隨心院をあとにし歩き始めると緩やかな坂道にやってきました。この坂道には「滑石・新大石街道」という名前が付けられています。
滑石街道

1701年、赤穂藩主浅野内匠頭の刃傷事件でお家断絶となった浅野家。家老・大石内蔵助はその後山科に住みこの滑石街道を歩いて祇園に足繁く通ったそうですが、冬場は雪が積もり内蔵助はしばしば足を滑らせたのだとか。
大石内蔵助が足を滑らせたことからこの坂道は滑石街道と呼ばれるようになったのです。

ちなみに坂の途中に大石内蔵助・一服の石と呼ばれる大きな石があり、その名の通り内蔵助はここで休憩していたみたいです。

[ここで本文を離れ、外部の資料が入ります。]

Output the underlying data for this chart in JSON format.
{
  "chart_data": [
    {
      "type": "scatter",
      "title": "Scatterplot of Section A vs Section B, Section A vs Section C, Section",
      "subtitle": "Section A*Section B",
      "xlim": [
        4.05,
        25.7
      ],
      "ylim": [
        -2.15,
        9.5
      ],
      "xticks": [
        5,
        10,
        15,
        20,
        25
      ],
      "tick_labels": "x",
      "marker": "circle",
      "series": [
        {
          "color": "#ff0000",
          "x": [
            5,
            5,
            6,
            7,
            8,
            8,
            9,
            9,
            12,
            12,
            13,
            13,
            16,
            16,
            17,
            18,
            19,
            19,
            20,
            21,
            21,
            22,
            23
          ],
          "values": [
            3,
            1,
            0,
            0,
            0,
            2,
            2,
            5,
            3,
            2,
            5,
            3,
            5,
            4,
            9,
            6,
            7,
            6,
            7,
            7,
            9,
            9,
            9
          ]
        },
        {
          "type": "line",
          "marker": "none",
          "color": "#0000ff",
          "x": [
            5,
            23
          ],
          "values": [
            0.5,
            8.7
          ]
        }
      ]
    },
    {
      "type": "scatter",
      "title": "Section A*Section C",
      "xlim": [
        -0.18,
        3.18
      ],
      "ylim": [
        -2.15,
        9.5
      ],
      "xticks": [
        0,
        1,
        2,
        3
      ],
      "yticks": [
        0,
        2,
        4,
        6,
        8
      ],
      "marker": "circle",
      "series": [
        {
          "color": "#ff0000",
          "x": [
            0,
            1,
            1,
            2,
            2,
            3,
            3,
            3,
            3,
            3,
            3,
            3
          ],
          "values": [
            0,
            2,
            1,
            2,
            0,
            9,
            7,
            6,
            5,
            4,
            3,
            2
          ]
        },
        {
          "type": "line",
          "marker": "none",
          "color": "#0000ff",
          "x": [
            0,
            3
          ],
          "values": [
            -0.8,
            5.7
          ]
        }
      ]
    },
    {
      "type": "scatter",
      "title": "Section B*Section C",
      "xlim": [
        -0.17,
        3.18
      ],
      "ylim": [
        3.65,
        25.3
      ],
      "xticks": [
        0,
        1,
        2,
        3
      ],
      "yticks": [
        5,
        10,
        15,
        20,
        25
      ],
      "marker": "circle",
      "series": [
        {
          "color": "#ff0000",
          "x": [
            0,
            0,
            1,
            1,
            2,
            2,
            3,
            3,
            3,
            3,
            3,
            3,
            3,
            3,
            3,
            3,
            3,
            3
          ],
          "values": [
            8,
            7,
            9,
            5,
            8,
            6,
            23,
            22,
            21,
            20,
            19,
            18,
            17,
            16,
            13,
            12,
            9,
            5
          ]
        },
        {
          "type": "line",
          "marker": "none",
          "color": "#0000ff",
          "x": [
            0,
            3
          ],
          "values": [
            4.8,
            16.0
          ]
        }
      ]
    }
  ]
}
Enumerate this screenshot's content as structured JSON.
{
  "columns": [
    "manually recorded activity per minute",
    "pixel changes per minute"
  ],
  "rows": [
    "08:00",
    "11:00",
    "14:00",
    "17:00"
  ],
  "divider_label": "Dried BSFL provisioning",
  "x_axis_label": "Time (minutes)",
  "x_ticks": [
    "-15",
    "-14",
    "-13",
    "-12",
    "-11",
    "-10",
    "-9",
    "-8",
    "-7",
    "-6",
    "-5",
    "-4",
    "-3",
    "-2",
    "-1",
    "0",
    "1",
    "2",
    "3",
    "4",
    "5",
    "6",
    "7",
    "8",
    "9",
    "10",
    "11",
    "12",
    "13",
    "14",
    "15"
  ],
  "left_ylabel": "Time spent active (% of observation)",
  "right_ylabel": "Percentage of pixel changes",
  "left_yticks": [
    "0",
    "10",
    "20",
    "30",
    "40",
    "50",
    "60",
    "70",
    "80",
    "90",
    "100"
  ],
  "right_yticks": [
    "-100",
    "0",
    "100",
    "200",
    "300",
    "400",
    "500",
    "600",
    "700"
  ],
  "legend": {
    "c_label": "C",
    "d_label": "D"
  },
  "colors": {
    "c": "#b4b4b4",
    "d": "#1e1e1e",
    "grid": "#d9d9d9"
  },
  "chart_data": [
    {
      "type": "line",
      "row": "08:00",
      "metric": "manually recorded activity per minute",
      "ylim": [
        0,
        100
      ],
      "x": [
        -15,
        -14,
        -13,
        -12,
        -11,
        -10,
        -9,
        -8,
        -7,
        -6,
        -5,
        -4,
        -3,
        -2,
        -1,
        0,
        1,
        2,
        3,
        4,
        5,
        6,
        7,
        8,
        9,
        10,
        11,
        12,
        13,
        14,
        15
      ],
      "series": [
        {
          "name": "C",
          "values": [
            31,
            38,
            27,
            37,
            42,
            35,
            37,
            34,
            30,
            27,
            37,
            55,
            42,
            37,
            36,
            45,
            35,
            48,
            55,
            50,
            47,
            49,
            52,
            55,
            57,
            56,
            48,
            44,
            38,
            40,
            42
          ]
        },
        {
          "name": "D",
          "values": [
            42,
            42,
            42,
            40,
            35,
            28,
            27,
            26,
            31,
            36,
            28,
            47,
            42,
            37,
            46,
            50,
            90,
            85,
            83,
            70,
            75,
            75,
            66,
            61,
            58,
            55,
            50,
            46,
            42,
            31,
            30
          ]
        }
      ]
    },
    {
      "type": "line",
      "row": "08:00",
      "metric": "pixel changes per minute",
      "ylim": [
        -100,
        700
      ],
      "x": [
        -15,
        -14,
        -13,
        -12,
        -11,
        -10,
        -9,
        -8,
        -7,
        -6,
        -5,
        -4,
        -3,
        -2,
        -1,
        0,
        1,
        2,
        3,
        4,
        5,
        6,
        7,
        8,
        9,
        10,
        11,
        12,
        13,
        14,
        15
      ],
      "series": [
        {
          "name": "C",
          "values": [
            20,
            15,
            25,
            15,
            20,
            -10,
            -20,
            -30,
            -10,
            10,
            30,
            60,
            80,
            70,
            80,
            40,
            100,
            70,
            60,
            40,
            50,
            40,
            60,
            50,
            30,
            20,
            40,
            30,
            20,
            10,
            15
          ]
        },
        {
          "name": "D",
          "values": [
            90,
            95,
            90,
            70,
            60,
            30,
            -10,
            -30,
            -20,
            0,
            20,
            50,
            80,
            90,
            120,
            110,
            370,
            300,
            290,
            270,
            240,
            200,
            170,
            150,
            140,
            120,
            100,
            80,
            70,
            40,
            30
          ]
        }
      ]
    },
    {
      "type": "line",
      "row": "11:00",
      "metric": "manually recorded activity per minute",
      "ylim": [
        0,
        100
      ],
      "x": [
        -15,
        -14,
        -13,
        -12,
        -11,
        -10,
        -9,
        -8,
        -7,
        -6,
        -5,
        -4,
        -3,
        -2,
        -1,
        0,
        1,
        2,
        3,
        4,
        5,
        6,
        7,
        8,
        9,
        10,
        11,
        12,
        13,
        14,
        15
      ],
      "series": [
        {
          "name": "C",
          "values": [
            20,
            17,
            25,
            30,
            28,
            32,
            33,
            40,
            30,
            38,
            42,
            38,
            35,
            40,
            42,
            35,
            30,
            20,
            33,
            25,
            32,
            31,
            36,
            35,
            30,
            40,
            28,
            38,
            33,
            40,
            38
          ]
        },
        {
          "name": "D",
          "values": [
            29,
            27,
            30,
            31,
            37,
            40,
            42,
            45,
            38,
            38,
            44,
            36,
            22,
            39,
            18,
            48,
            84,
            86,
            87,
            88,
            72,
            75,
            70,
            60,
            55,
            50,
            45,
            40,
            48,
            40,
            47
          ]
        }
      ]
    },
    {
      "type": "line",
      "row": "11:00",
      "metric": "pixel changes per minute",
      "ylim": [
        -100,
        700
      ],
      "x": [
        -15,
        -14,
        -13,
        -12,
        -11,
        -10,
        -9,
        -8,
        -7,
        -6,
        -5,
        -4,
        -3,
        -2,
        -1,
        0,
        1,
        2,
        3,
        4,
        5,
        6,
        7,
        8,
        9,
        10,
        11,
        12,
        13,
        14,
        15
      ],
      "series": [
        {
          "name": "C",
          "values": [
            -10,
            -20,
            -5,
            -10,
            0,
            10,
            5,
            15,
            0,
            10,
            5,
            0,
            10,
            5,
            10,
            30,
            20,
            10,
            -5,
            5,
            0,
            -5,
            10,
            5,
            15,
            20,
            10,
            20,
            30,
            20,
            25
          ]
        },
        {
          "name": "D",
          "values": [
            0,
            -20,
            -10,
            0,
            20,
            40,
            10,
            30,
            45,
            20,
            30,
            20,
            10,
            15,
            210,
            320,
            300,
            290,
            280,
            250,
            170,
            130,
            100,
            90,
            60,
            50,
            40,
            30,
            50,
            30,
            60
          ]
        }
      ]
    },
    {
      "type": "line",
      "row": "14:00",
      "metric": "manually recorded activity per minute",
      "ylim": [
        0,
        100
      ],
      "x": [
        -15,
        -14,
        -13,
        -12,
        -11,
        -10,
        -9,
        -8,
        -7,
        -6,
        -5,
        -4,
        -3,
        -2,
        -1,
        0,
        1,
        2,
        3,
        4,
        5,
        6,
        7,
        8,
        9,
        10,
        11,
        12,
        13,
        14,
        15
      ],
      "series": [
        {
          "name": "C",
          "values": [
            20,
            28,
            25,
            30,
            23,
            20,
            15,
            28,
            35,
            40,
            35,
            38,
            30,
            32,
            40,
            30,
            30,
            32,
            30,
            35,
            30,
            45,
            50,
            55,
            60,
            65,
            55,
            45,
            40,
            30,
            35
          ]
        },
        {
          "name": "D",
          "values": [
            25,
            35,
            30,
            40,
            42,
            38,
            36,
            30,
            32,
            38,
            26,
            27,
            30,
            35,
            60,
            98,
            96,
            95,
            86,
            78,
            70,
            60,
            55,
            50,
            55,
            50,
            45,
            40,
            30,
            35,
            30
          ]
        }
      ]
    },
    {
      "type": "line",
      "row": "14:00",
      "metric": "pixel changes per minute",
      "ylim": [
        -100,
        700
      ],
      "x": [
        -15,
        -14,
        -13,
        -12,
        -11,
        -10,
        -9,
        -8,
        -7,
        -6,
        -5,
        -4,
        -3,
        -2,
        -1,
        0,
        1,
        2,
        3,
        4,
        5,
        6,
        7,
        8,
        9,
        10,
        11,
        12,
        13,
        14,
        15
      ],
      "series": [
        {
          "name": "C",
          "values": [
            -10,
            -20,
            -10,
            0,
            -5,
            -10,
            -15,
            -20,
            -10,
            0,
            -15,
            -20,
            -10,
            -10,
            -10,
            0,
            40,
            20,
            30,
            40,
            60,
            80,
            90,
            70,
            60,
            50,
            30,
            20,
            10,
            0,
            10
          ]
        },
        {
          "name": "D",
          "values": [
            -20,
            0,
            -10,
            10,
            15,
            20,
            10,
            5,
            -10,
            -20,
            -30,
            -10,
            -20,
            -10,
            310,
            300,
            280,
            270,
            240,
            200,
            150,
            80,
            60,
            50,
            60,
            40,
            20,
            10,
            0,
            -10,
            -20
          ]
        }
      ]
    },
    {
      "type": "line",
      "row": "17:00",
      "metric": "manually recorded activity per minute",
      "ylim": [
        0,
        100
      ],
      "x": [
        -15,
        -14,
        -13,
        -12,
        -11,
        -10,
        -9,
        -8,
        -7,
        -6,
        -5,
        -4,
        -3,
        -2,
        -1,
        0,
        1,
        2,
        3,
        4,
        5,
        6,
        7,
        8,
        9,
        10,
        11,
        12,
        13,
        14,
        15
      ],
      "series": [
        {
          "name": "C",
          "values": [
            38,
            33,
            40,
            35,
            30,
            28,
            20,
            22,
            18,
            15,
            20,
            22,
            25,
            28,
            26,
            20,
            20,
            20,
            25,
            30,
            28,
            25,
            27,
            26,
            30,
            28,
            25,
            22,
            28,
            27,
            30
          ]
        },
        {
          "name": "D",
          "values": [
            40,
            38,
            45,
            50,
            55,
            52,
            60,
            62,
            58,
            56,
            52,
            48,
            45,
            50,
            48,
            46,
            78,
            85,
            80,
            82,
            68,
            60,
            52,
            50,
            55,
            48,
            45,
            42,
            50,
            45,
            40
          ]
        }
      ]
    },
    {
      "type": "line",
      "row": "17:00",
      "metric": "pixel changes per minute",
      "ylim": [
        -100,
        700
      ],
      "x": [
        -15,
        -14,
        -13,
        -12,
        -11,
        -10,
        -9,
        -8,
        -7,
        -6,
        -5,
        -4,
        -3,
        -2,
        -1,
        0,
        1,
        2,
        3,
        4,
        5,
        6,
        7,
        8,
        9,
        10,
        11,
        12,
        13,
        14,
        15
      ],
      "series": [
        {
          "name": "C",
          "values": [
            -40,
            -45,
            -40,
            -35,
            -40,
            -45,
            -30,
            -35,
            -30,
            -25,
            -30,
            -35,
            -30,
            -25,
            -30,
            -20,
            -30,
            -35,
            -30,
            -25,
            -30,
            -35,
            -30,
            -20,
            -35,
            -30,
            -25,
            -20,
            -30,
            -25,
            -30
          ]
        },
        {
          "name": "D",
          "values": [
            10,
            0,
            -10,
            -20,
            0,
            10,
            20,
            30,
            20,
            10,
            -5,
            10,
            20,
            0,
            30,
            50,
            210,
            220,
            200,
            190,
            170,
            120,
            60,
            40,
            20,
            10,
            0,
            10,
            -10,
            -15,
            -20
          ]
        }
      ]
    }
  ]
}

峠を越えると瓦屋根の上、そして無数の電線の隙間から京都タワーが見えてきました。

元慶寺から約12キロ、目的地の今熊野観音寺にようやく到着です。
今熊野観音寺



宗派 真言宗泉涌寺派
開祖 弘法大師
創建 824年~834年
本尊 十一面観音菩薩

今熊野観音寺にはこんな話が伝わっています。
平安時代の出来事ですが後白河法皇は当時激しい頭痛に悩まされていました。
そこで今熊野観音寺でお参りをするとある夜、夢の中で枕元に観音様が立っていて明るい光が差したそうです。そうすると翌日から激しい頭痛が嘘のように治ったのだとか。

それ以来、後白河法皇の頭痛を治したことから頭の観音様と呼ばれ信仰を集めました。
今では「ぼけ封じの観音」としてお祀りされています。

ちなみに今熊野観音寺ではぼけ封じの枕カバーを販売しています。


取材が終わってからくっすんは枕カバーを購入していました。